Le Log-Aqua  d'Aqualabo est un enregistreur autonome et communicant adapté pour le suivi de la qualité de l’eau sur les chantiers de draguage ou cours d’eau naturels (rivière, lac). 4 capteurs physico-chimiques peuvent être connectés en simultané (pH, conductivité, turbidité, oxygène dissous, MES…).

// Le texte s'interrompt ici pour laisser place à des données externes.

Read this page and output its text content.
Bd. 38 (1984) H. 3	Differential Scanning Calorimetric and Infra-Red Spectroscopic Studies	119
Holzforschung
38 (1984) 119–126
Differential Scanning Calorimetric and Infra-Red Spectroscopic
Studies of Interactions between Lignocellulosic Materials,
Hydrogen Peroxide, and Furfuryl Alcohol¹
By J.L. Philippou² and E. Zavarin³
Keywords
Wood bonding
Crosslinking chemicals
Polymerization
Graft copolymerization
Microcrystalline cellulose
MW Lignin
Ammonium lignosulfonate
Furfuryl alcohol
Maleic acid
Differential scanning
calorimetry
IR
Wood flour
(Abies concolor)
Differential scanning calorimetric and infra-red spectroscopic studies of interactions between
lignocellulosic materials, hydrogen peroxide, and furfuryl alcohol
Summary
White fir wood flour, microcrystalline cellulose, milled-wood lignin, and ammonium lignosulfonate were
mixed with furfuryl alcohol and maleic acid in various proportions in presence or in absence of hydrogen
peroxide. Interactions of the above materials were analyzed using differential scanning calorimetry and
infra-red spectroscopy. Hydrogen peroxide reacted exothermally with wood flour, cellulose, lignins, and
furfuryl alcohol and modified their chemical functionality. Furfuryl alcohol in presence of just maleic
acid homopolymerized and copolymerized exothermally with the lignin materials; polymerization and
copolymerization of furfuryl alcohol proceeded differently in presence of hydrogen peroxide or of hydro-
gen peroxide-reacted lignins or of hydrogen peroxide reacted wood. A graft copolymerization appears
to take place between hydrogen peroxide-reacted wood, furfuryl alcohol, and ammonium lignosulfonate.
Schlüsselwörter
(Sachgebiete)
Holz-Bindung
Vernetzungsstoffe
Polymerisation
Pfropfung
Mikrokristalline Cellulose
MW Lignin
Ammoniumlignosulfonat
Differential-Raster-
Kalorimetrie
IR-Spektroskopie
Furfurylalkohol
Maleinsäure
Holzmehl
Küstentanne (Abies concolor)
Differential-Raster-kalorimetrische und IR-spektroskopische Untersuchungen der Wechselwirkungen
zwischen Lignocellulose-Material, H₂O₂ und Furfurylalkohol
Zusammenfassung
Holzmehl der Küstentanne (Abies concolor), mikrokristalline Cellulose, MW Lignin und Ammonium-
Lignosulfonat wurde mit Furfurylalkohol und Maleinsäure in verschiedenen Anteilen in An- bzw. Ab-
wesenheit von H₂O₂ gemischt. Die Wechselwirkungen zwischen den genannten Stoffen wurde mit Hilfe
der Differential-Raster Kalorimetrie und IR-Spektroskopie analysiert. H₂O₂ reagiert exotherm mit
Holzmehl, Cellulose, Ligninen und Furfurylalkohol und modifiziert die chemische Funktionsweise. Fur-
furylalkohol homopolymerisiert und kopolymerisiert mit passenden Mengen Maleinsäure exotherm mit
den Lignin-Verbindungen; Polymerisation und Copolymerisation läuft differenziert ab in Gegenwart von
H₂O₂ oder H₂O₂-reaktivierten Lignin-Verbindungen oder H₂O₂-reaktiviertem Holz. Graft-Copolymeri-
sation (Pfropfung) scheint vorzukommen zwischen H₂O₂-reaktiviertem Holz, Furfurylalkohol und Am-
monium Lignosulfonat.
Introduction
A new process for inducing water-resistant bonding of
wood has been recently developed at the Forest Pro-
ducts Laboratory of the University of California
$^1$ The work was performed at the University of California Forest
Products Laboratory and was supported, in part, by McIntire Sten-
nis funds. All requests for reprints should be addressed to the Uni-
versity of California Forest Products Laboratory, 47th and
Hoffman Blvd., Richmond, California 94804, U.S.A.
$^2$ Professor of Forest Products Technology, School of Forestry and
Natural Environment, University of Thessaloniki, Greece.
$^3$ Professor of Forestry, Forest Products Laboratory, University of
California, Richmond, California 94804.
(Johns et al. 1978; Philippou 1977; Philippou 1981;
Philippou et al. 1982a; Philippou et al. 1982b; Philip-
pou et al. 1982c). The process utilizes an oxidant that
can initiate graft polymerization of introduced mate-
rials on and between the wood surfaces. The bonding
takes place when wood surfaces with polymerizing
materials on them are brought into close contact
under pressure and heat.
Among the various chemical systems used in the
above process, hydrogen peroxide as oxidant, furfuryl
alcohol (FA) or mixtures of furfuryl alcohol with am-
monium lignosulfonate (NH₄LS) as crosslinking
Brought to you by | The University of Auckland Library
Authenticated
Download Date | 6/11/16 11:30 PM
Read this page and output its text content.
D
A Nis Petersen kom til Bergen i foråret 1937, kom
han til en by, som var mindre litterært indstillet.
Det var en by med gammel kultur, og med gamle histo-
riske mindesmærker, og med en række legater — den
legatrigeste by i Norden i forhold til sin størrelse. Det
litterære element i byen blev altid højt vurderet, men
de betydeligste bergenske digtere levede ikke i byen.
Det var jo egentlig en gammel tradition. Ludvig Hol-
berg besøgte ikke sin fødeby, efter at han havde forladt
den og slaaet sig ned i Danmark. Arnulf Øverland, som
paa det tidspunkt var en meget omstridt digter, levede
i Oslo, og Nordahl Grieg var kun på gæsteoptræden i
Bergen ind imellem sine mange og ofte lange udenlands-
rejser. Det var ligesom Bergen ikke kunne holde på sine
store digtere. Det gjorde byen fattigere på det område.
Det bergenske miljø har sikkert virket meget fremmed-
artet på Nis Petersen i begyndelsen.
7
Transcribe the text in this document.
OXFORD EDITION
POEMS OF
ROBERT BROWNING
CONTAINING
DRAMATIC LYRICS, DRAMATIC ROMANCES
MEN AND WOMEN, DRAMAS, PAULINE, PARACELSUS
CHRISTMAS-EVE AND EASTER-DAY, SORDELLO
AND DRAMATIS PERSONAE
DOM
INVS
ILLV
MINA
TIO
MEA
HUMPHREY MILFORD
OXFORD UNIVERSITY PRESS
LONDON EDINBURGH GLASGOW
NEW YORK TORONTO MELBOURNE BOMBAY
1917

Perax propose son logger DeltaX, capable de communiquer en 4G (LTE-M) mais toujours opérationnel avec la 2G pour s’adapter au réseau présent sur chaque site. Il utilise le protocole standard MQTT, le rendant interopérable avec de nombreux objets connectés, superviseurs et plateformes IoT. Le même appareil peut être déployé sur les réseaux d’eau potable, d’eau usée ou pour tout autre application, ce qui facilite la maintenance du parc. Au-delà des applications classiques de sectorisation et de surveillance des déversoirs d’orage, Perax vend des data loggers à des fabricants de petites stations de retraitement de l'eau destinées à l'exportation vers l'Afrique. « La ville de Mont-de-Marsan utilise aussi le DeltaX pour surveiller un système quasi autonome de chloration de l’eau potable : vérifier le remplissage du réservoir, suivre le taux de chlore injecté, les fuites de chlore… » ajoute Alain Cruzalebes.

Perax prolonge d’ailleurs la réflexion en proposant des systèmes ouverts de plateformes IoT pour exploiter et partager les données. Après tout, une même mesure de niveau peut intéresser un service d’eau mais aussi Météo France, le service d’urbanisme, un industriel local, etc.
Chez Prisma Instruments, le plus puissant des dataloggers autonomes est le ML4174G, selon Abdallah Boukli-Hacene, directeur général. Capable de recevoir aussi bien des signaux analogiques logiques que des liaisons communicantes en Modbus, NMEA, SDI-12 ou ASCII, il peut superviser jusqu’à 20 abonnés différents - compteurs d'eau ou d'énergie, capteur météo, débitmètre canal ouvert… etc- et dispose d'une capacité de calculs standards ou polynomiaux permettant si nécessaire un traitement intelligent des information reçues. Il peut être équipé d'une caméra pour la transmission d'image ou de vidéo. « Il est équipé d'un récepteur GPS, d'une carte SD pour le stockage local de données. Outre le réseau GSM (2G, 3G ou 4G) il peut être fourni avec une liaison satellitaire (Iridim SBD) en cas d'absence de réseau GSM. Nous fournissons également l'accès à un serveur MAP permettant la localisation de centaines de dataloggers avec une intégration à l'application de Google maps ».